父の病、横転クラッシュも「町工場のGT王者」チーム土屋の心は折れず (2ページ目)

  • 吉田知弘●取材・文 text by Yoshita Tomohiro
  • 吉田成信●撮影 photo by Yoshida Shigenobu

 だが、土屋武士の苦労が第3戦・オートポリスでようやく報われる。ナンバー61のSUBARU BRZ R&D SPORTとの激闘を制し、0.091秒差で優勝することができたのだ。レース後、土屋武士は「日ごろから知恵を振り絞っていたからこそ掴んだ勝利だった」と語る。

「以前から抱えていた燃料ポンプのトラブルを、本当に頭を悩ませながら対策しました。オートポリスのときも決勝中に(トラブルが)出たので、燃料を少し多めに入れてみたり、いろんな対策をしたおかげでギリギリ勝てたという感じです。

 もしその対策のうち、ひとつでもやっていなかったら勝てていなかった。神様が『(普段から)ちゃんとやっておかなきゃダメでしょ』というのを教えてくれたレースでしたね」

 この勝利を機に、チームは勢いを加速させた。順調にポイントを重ねてランキングトップで迎えた第6戦・鈴鹿――。

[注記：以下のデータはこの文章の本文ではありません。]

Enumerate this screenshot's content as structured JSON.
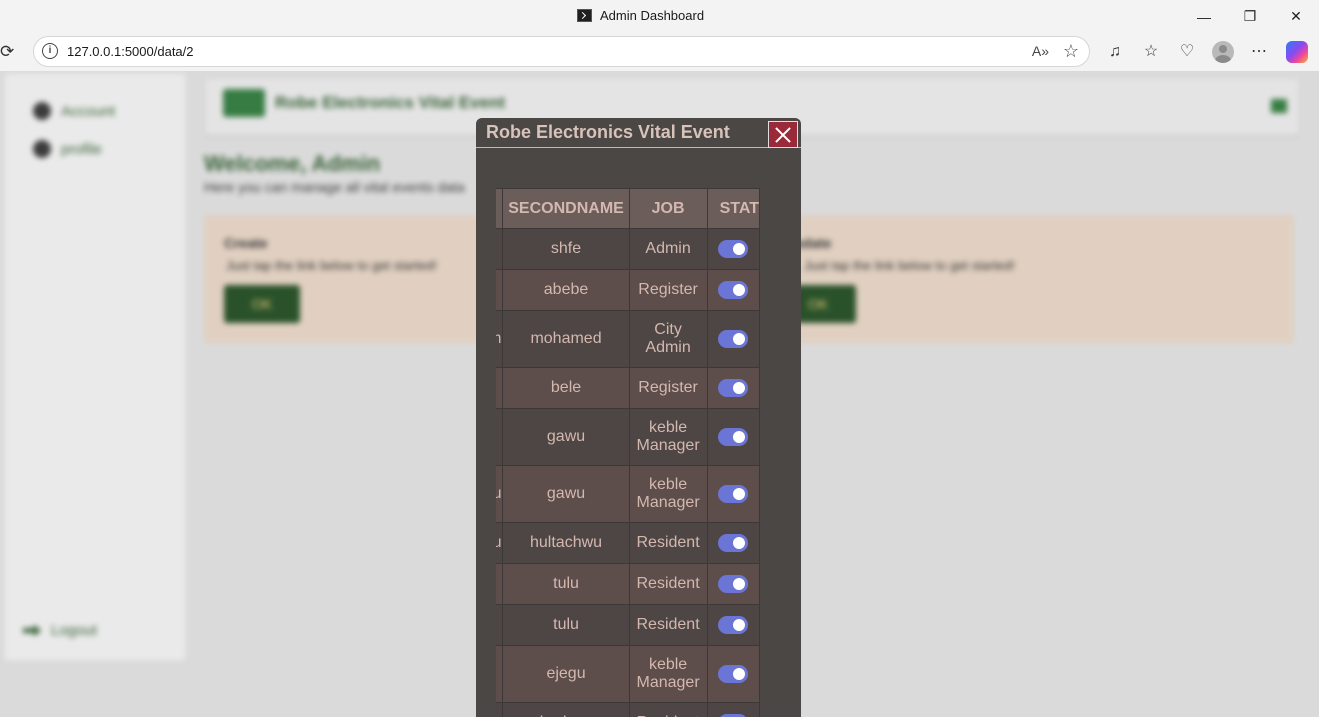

82kgの重いウェイトハンデを背負い絶対的不利と予想された予選で、山下健太がコースレコードを大幅に塗り替える1分57秒543を叩き出す。この圧倒的な速さには周囲も驚き、チームのポテンシャルの高さを賞賛する声も日に日に大きくなっていった。

「今年もチャンピオンは25号車だ」

 そんな雰囲気が漂い始めていた矢先、決勝でまさかの事件が起きる。

 終盤までトップ争いを繰り広げたチーム土屋は、2位でフィニッシュが確実と思われていた。ところが残り4周で大クラッシュを喫し、マシンは激しく横転してしまう。ドライブしていた松井孝允(たかみつ)にケガはなかったものの、マシンは大破してしまった。

 次戦は、海外でのレースとなる第7戦・タイ――。マシンの輸送日程を考えると、修復に費やせる時間はわずかしか残されてない。土屋武士は少しでも修復時間を稼ぐため、通常なら船で行なう輸送を高価な空輸に変更することを決断し、なんとか第7戦・タイの出走に間に合わせることができた。